La chaîne du froid pharmaceutique américaine sous pression pour se moderniser
La chaîne du froid pharmaceutique américaine est sous pression, car la croissance des plateformes mRNA, des thérapies CAR-T et des biologiques de précision dépasse la capacité de stockage temporaire disponible. Les défaillances de la chaîne du froid entraînent des pertes annuelles proches de 35 milliards de dollars et soulèvent d’importants enjeux de sécurité pour les patients.
Le chaîne du froid pharmaceutique des États-Unis peine à suivre le rythme de croissance du secteur, alors que l’essor des plateformes mRNA, des thérapies cellulaires CAR-T et des biologiques de précision se heurte à une capacité stagnante de stockage frigorifique temporaire. Les entreprises sont souvent contraintes de s’appuyer sur des remorques routières et d’autres unités temporaires plutôt que sur des structures temporaires planifiées et hautement performantes, ce qui accroît le risque d’écarts de température coûtant chaque année des milliards de dollars au secteur.
Le réseau spécialisé de réfrigérateurs, de congélateurs et de logistique à température contrôlée nécessaire pour maintenir les médicaments thermosensibles dans des limites strictes a stagné dans le cadre d’un modèle de croissance traditionnel. Bien que les États-Unis soient le plus grand marché pharmaceutique au monde, leurs solutions de stockage temporaire accusent généralement un retard par rapport à l’Europe et à l’Asie en matière de sophistication de la chaîne du froid.
De nombreuses solutions nationales sont essentiellement des conteneurs d’expédition réaffectés ou de simples caissons réfrigérés dépourvus de la redondance, de la précision et de l’intégration IoT présentes dans les systèmes spécialisés modernes. Ces solutions offrent souvent une isolation moindre ou reposent sur un seul système de contrôle de la température qui, en cas de défaillance, ne dispose d’aucun système de secours.

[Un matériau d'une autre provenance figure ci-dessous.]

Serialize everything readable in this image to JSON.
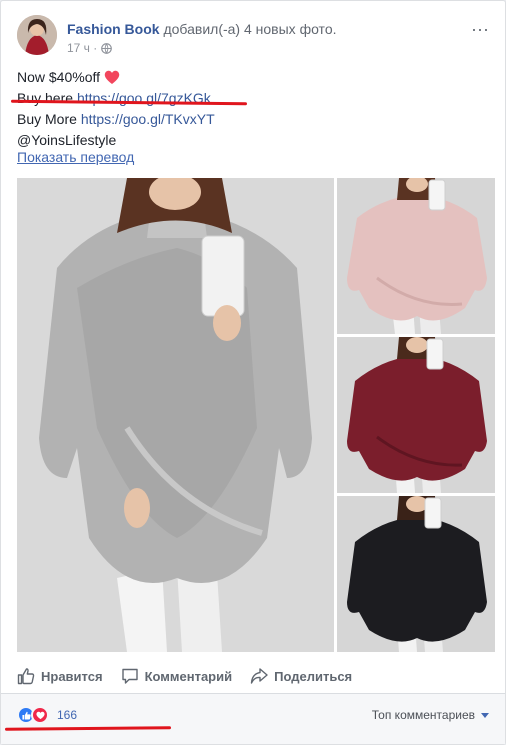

L’un des principaux obstacles auxquels l’infrastructure américaine est confrontée n’est pas le manque de capitaux, mais le fait que les entreprises tendent à s’en tenir à des méthodes traditionnelles de stockage frigorifique qui fonctionnent depuis des décennies. Les entreprises pharmaceutiques doivent également envisager de disposer d’une capacité sur site afin de gérer efficacement les stocks jusqu’à l’achèvement d’un projet de construction de 2 à 3 ans.
Les infrastructures d’entreposage et de distribution sont fréquemment les toutes dernières considérations lorsqu’une entreprise de biotechnologie obtient un financement, les priorités principales étant presque toujours les équipements de laboratoire, le recrutement de talents et les bureaux administratifs. Les entreprises attendent souvent qu’un produit soit prêt pour les essais de phase 3 ou pour un lancement commercial complet avant de se rendre compte que l’empreinte existante ne dispose pas de la capacité spécialisée nécessaire pour stocker le produit.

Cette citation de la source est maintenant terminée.